Nous Research launches Covariant Neuron Attribution (CNA): Guiding a Sparse MLP Circuit Without SAE Training or Weight Adjustment


Instruction-tuned language models reject malicious requests. But which part of the model is actually responsible, and how is this mechanism stabilized during training? New research by the Nous Research team takes a look at this question at the neuronal level. The Nous research team developed Covariant Neuron Attribution (CNA)a method that identifies specific MLP neurons whose activation distinguishes between noxious and benign stimuli. By eliminating just 0.1% of MLP activations, they were able to reduce rejection rates by more than 50% in most instruction models tested – across Llama and Qwen architectures from 1B to 72B parameters – while maintaining output quality above 0.97 at all routing strengths. What is interesting is the main finding: the late layer structure that distinguishes noxious stimuli from benign stimuli is present in the basic models before any fine-tuning. Adjusting the alignment does not create a new structure. It transforms the function of neurons within that existing structure into a sparse, targetable rejection gate.

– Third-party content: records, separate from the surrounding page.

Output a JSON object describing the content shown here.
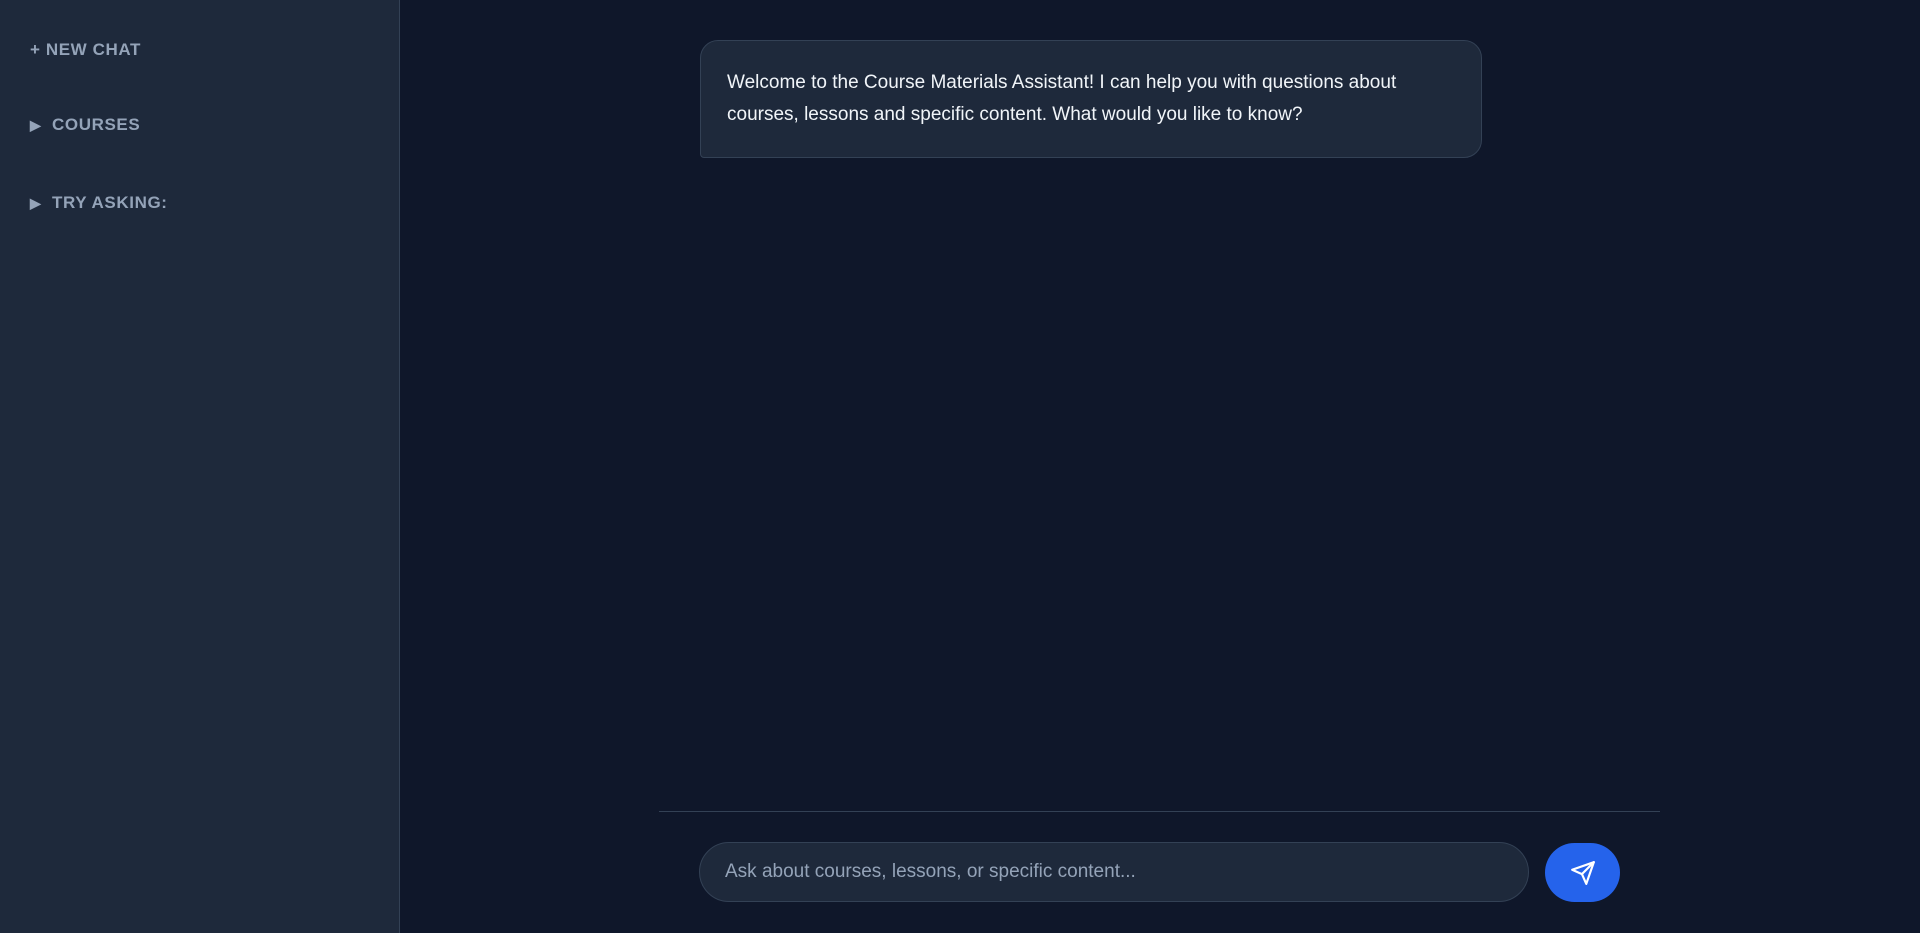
{
  "sidebar": {
    "new_chat_label": "+ NEW CHAT",
    "sections": [
      {
        "arrow": "▶",
        "label": "COURSES",
        "expanded": false
      },
      {
        "arrow": "▶",
        "label": "TRY ASKING:",
        "expanded": false
      }
    ]
  },
  "chat": {
    "messages": [
      {
        "role": "assistant",
        "text": "Welcome to the Course Materials Assistant! I can help you with questions about courses, lessons and specific content. What would you like to know?"
      }
    ]
  },
  "composer": {
    "placeholder": "Ask about courses, lessons, or specific content...",
    "value": "",
    "send_icon": "send-icon"
  },
  "colors": {
    "background": "#0f172a",
    "sidebar": "#1e293b",
    "border": "#334155",
    "muted_text": "#94a3b8",
    "text": "#f1f5f9",
    "accent": "#2563eb"
  }
}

The problem is with current routing methods

Contrastive Activation Addition (CAA) Calculates the average difference in Residual stream Activation between two contrasting orientation sets. The difference becomes a guiding vector that is applied at inference time. CAA is effective but rough: it modulates the signal at the level of the entire layer without identifying the neurons responsible. At high vector strengths, output quality deteriorates – models produce repetitive words and incoherent text.

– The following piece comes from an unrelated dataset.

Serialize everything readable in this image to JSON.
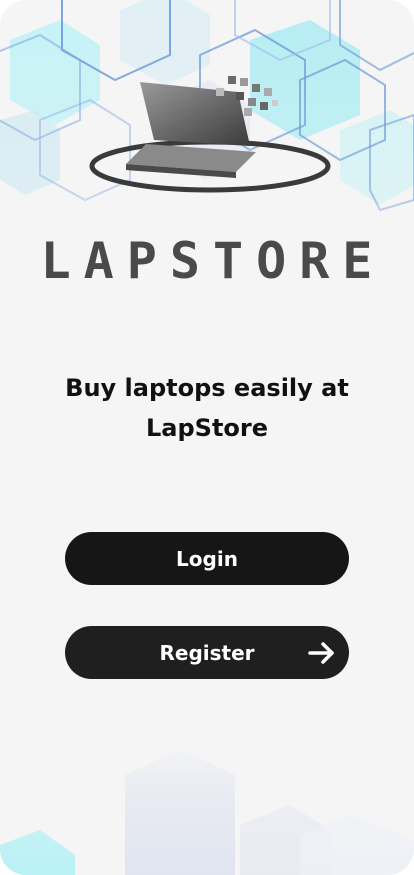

Sparse autoencoders (SAEs) Parse activations into interpretable features. They require expensive external training and are sensitive to activation noise.

CNA requires only forward passes – no grading, no assistant training, and no repetitive research.

How does CNA work?

You can select two sets of prompts:

  • Positive claims – Examples of targeted behavior (e.g. malicious requests)
  • Negative claims – Examples of the opposite (e.g., benign requests)

You can run all prompts through the form. In each MLP layer, the method is registered Activate drop down In the last symbolic position. It then calculates the average activation difference for each neuron between the two groups:

δY= mean (activations on positive claims) – mean (activations on negative claims)

Top-k neurons are identified by the absolute difference across all layers. Researchers put K.L 0.1% of total MLP activations. This threshold produced reliable directional effects across all model sizes tested.

The filtering step removes “global” neurons, those that appear in the top 0.1% of MLP activations across 80% or more of the various stimuli. These neurons fire regardless of the instantaneous content and are excluded from all detected circuits.

Causality is checked by multiplying the activation of each neuron in the circuit by a scalar multiple m at the time of inference. m = 0 removes neurons. m = 1 is the baseline. m > 1 amplifies it.

For the main evaluation of JBB behaviors, the rejection circuit is detected using 100 claims are harmful and 100 are benign. For the qualitative examples and other tasks, 8 positive prompts and 8 negative prompts were used.

results

The experiments covered the base and extension variables Llama 3.1/3.2 and Queen 2.5from 1B to 72B parameters – total 16 models. It was the main criterion JBB-Behavioursa NeurIPS 2024 benchmark featuring 100 malicious claims.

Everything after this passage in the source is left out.